The example you cite though can trivially be converted to a Bash script that performs exactly what is said, right? This is the problem of folks using another init have to fix.

If a program requires a certain path to be available, using another init would have required to fix it in the script or whatever.

So for me, if your service manager does not support that type of feature, then “here be dragons” and that’s it.

Also, all the challenge for the other service managers is to find a way to make all of this conversion composable and works.

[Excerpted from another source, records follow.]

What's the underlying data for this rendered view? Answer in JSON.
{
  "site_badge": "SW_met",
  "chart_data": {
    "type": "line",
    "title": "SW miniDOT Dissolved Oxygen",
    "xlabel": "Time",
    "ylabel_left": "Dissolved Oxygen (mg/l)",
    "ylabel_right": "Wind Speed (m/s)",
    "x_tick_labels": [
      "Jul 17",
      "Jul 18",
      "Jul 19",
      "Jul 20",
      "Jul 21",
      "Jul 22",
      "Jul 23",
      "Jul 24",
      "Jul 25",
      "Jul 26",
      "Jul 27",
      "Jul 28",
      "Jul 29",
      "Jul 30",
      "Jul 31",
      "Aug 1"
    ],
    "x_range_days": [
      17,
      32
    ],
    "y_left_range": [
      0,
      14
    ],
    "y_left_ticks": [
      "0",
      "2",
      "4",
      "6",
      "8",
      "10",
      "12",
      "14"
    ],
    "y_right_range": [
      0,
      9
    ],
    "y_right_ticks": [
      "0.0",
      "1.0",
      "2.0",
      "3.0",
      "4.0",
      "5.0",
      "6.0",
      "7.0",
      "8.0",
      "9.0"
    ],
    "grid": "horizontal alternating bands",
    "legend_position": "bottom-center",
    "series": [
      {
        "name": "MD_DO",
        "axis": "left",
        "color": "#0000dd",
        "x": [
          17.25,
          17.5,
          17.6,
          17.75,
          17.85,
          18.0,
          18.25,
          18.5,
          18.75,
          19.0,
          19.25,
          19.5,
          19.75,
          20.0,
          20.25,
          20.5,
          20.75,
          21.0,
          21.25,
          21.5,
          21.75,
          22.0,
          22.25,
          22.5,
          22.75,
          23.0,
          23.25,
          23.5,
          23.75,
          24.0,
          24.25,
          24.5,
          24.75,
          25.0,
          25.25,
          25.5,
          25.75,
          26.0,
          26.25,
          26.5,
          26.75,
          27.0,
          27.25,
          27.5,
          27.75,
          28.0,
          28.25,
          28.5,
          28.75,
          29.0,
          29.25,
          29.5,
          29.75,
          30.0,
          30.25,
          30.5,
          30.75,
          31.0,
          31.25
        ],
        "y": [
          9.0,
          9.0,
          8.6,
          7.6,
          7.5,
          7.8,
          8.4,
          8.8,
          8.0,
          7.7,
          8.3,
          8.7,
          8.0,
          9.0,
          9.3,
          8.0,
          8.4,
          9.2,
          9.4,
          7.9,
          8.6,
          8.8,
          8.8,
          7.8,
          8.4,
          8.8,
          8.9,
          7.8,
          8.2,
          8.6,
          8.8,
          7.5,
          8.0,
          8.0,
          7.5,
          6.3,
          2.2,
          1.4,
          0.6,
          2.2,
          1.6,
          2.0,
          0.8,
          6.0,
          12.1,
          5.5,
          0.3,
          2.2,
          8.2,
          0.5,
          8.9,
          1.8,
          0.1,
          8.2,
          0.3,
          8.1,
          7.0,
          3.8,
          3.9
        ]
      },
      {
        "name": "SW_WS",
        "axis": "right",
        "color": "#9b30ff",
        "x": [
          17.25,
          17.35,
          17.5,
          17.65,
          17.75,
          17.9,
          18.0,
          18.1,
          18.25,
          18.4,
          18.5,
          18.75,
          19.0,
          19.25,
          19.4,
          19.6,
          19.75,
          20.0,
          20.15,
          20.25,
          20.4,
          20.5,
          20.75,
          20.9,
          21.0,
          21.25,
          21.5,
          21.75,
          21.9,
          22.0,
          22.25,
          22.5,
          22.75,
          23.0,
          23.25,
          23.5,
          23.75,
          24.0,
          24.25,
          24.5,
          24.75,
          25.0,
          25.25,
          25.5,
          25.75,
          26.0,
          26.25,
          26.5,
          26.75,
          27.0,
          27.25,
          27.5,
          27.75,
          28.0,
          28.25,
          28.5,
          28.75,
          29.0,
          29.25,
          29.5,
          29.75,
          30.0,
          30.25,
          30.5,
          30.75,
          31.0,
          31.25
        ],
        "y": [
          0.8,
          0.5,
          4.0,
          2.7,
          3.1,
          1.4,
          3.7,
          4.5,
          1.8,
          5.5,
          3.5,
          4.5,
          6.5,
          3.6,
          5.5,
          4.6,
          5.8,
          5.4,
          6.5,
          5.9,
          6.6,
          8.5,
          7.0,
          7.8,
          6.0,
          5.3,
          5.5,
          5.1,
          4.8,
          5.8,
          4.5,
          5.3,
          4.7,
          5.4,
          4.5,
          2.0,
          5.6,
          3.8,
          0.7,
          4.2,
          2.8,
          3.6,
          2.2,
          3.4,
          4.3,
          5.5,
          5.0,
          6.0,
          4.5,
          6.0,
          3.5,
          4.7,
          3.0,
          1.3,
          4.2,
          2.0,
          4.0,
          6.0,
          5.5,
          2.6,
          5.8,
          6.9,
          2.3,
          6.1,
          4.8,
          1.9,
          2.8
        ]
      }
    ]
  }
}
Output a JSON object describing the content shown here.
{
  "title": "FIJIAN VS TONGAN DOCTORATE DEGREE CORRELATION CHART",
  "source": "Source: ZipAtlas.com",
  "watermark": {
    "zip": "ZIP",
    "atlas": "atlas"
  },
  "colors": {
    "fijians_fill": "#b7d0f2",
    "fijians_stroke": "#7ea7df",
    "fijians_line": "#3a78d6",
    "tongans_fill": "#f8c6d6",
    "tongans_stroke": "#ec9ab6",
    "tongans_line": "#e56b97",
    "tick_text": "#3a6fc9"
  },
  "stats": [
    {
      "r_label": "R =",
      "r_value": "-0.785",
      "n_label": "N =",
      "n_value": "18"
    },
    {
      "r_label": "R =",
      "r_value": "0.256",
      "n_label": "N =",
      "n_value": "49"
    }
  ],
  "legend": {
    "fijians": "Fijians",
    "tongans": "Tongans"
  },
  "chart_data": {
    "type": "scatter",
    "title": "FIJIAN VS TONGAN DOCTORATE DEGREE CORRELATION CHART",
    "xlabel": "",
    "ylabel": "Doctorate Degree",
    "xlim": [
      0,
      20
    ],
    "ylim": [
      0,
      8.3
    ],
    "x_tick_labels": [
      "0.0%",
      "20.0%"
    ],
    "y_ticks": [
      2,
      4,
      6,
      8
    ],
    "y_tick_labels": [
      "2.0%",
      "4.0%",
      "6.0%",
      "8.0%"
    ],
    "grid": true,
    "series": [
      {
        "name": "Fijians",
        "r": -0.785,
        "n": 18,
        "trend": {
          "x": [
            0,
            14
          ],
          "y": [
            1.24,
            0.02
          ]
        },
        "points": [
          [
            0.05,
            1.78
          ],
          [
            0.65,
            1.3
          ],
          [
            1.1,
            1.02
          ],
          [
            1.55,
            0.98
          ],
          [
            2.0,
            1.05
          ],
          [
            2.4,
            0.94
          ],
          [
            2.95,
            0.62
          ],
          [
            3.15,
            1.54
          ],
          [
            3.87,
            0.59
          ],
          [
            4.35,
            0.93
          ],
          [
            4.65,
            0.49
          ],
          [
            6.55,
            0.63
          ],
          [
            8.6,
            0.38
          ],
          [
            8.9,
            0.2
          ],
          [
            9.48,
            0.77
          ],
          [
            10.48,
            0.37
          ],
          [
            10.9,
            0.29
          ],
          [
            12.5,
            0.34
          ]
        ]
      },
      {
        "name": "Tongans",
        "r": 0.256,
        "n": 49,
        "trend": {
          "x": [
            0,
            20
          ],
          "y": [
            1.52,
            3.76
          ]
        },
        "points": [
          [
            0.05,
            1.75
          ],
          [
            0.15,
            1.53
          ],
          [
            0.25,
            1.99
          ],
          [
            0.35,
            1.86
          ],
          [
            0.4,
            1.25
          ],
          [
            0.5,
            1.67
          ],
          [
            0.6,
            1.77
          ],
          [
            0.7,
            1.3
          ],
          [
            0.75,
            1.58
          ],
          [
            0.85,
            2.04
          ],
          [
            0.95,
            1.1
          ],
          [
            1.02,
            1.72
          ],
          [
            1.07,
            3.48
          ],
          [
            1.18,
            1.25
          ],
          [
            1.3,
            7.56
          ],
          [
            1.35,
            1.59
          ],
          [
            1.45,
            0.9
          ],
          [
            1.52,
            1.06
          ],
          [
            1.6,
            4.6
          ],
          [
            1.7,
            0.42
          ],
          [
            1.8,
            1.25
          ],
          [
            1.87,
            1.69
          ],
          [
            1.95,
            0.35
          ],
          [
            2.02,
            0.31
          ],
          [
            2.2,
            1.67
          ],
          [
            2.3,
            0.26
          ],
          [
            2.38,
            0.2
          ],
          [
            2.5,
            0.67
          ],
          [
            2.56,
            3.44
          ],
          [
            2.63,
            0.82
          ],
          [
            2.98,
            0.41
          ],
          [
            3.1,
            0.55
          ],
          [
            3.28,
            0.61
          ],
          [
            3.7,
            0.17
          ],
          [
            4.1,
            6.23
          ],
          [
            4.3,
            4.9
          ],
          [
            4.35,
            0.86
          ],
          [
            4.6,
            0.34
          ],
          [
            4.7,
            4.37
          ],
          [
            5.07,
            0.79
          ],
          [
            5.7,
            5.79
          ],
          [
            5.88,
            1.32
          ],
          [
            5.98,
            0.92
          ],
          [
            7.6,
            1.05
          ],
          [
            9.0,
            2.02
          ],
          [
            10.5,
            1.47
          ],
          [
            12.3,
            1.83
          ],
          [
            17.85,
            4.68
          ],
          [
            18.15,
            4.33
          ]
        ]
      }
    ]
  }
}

Maybe, not all services uses 99% of systemd features and you can get away with a lot, but that’s the deal.

Some people say that nixpkgs is an amazing software collection because it has very few policies, this is another instance of this. No one is preventing from using s6 for running programs, but you have to pay the tax of not using systemd yourself if the program you want to run heavily uses systemd features, maybe by contributing to s6 and finding a way to keep the s6 culture and be more and more compatible to systemd. Previous Nix contributors tried it and I believe this is a matter of effort and dedication, I wish the best to people doing this because monoculture is bad but I also think it’s herculeen work.